Scientists have discovered a new drug, which can protect
healthy cells and bone marrow against anti-cancer radiation therapy or against
a nuclear incident or an atomic bomb, a study released Friday showed.
Radiotherapy is an important treatment in the fight against
cancer, but, unfortunately has devastating side-affects, killing healthy cells
in the bone marrow, gut and spleen. The radiation causes apoptosis, a process in
which the DNA of healthy cells is killed. This further prompts healthy cells to
kill themselves.
Known as CBLB502, and so far tested in animals (mice and monkeys),
the drug protected animals’ bone marrow and cells in the gut from being
destroyed without interfering with radiation therapy’s ability to fight cancer.
“These tissues fail because these cells choose to commit
suicide. Our idea was to block these suicidal intentions,” said Andrei Gudkov
of the Roswell Park Cancer Institute in Buffalo,
New York, and also chief
scientific officer at Cleveland BioLabs Inc whose study was published in the
journal Science, Reuters reports.
CBLB502 protects radiation-blasted tissues by shutting down
this cell death program, which the body normally turns on in cells with damaged
DNA to keep them from multiplying, said Dr. Lyudmila Burdelya of the Roswell
Park Cancer Institute in Bufallo who also worked on the study with Dr. Gudkov
and Dr. Vadim Krivokrysenko of the same institute.

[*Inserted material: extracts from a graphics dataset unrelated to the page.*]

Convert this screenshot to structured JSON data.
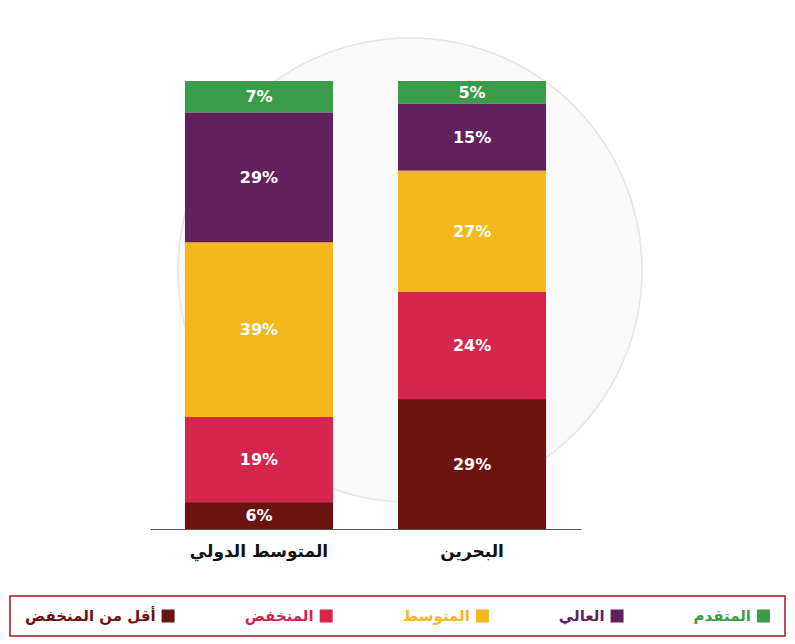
{
  "chart_data": {
    "type": "bar",
    "stacked": true,
    "data_labels": true,
    "tick_labels": "x",
    "legend": "bottom",
    "categories": [
      "المتوسط الدولي",
      "البحرين"
    ],
    "ylim": [
      0,
      100
    ],
    "series": [
      {
        "name": "أقل من المنخفض",
        "color": "#6b130f",
        "values": [
          6,
          29
        ],
        "value_labels": [
          "6%",
          "29%"
        ]
      },
      {
        "name": "المنخفض",
        "color": "#d6254f",
        "values": [
          19,
          24
        ],
        "value_labels": [
          "19%",
          "24%"
        ]
      },
      {
        "name": "المتوسط",
        "color": "#f2b81c",
        "values": [
          39,
          27
        ],
        "value_labels": [
          "39%",
          "27%"
        ]
      },
      {
        "name": "العالي",
        "color": "#62215e",
        "values": [
          29,
          15
        ],
        "value_labels": [
          "29%",
          "15%"
        ]
      },
      {
        "name": "المتقدم",
        "color": "#3a9b48",
        "values": [
          7,
          5
        ],
        "value_labels": [
          "7%",
          "5%"
        ]
      }
    ]
  }
}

Together, they showed how a single injection of the drug
given to animals shortly before receiving radiation therapy significantly
reduced radiation damage to bone marrow and gut cells and prolonged the animals’
survival.
“In summary, CBLB502 reduces radiation toxicity without diminishing
the therapeutic anti-tumour effect of radiation and without promoting
radiation-induced carcinogenicity. We consider this paper a breakthrough for
the study of radioprotection, since it provides a long awaited example of
single agent anti-radiation therapy with significant survival benefits at a
single dose,” Dr. Gudkov said, adding that the company is seeking US
regulatory approval to start testing the drug in healthy adults, which could
begin as early as this summer.
The breakthrough discovery was highly appreciated by
oncologists. Dr. David Kirsch, a Duke
University radiation
oncologist who wasn’t involved in the study said the research “has important
implications for radiation exposure.”
Also, Dr. Michael Fonstein, President and Chief Executive
Officer of Cleveland BioLabs was delighted about the results of the research.
“We are very excited by these results. The prospect of
increasing patients' tolerance to chemotherapeutic drugs and optimizing
treatment regiments would be a significant paradigm shift in cancer treatment."
Dr Richard Kolesnick, of the Memorial
Sloan-Kettering Cancer
Center in New York, said the research represented
"a breakthrough in an issue that has challenged the scientific community."